Health minister Simon Hamilton said no new CEAs would be made for the 2012-13 round, and that there would be no applications taken for 2013-14.
The decision — which applies to higher and lower awards — comes despite a public consultation in which almost 90 per cent of respondents were in favour of allocating CEAs for both these years.
The BMA has long lobbied for the reinstatement of CEAs, which have not been awarded in Northern Ireland since 2010.
Northern Ireland consultants committee chair Anne Carson said: ‘We are very disappointed and angry at this decision.
'It will impact negatively on both the recruitment and retention of consultants in Northern Ireland.
'We have lobbied hard on this issue over the last five years, including taking the Department of Health, Social Services and Public Safety to court over its refusal to award new CEAs.
'We have made clear to [the department] the strength of feeling from consultants and the damaging impact this will have on their morale.’
In 2013, the then health minister Edwin Poots announced that new CEAs would be reintroduced with a reduced number of recipients and rates frozen at 2010 levels.
However, despite applications having been made to these award rounds, the DHSSPS did not process them.
A public consultation was launched on whether these awards should be paid.
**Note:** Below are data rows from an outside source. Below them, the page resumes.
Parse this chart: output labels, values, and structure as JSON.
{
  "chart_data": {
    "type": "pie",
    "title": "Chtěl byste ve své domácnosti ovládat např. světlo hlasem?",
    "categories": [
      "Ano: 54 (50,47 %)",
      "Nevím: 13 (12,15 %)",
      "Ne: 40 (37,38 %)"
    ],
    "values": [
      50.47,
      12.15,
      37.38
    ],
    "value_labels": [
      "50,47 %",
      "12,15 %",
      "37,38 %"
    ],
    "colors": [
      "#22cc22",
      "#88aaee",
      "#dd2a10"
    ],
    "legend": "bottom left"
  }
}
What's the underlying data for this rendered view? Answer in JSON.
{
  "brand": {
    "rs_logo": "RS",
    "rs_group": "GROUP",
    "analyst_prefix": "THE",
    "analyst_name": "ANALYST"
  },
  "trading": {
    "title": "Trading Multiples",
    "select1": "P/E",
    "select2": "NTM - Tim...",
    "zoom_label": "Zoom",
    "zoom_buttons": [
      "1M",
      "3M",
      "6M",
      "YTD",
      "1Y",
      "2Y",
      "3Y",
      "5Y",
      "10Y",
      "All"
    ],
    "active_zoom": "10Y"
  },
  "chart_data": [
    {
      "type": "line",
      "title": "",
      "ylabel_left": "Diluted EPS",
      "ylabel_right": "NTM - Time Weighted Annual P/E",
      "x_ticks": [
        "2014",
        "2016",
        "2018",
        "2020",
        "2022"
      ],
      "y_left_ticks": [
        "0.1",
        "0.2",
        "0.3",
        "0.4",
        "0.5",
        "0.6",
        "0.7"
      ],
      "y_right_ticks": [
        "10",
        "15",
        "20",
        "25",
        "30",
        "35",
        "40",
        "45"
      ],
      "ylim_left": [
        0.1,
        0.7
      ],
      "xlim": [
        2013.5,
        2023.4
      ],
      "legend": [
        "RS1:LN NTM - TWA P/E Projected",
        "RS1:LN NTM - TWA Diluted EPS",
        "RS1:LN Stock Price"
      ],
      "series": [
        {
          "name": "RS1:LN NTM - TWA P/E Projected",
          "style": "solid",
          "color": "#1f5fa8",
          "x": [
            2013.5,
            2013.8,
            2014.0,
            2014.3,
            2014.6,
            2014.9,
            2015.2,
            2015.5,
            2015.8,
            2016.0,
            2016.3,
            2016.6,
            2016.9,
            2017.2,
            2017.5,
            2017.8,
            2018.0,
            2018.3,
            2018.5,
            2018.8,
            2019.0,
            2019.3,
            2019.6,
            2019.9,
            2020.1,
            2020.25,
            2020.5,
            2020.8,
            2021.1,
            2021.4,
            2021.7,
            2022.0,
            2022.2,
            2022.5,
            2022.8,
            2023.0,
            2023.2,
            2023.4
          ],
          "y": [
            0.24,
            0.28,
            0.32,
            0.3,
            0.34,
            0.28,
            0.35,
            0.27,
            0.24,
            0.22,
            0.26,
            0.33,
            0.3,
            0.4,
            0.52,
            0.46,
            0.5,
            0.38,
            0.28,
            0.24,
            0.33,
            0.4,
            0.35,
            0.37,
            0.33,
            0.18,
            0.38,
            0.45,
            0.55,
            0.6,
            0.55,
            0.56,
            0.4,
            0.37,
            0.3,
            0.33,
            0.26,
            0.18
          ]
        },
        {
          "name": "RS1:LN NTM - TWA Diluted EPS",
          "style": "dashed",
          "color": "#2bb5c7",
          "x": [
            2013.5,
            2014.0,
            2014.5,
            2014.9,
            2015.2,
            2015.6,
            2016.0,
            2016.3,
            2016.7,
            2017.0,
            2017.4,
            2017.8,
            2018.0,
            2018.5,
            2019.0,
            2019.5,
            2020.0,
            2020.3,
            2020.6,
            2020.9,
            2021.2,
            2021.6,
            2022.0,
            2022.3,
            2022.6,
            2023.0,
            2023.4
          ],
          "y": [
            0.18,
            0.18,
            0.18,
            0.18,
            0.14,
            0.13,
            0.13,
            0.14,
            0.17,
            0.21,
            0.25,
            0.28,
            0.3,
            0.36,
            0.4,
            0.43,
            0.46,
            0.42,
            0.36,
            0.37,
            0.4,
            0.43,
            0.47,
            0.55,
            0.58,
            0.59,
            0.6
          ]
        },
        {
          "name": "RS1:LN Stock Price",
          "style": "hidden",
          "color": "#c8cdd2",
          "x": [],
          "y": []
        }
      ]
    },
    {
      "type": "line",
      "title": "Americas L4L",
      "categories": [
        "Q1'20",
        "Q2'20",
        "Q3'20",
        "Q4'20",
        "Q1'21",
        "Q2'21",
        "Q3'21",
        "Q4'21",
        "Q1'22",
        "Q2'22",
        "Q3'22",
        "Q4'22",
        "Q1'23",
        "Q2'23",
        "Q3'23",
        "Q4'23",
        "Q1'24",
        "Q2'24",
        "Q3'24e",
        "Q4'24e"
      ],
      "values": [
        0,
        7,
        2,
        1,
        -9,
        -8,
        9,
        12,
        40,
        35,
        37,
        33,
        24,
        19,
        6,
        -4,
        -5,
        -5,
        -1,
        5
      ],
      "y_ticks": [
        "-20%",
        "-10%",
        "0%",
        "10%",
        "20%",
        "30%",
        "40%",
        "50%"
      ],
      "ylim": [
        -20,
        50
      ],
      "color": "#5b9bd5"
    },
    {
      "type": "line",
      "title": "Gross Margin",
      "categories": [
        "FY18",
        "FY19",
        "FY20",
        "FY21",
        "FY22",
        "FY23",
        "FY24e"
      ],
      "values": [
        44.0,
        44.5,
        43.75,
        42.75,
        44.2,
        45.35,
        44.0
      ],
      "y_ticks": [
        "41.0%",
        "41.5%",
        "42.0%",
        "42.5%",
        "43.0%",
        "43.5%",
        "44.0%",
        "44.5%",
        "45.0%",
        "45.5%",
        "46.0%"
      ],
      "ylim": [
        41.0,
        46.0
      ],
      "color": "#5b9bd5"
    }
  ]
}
The BMA responded, saying they should be reinstated immediately and paid for 2012-13 and 2013-14.
The consultation closed in February 2015 and in October Mr Hamilton announced his decision that no new CEAs would be made for the 2012-13 award round, and that an award round would not be held for the 2013-14 year.
Existing award holders will continue to be paid their awards and they will be reviewed every five years.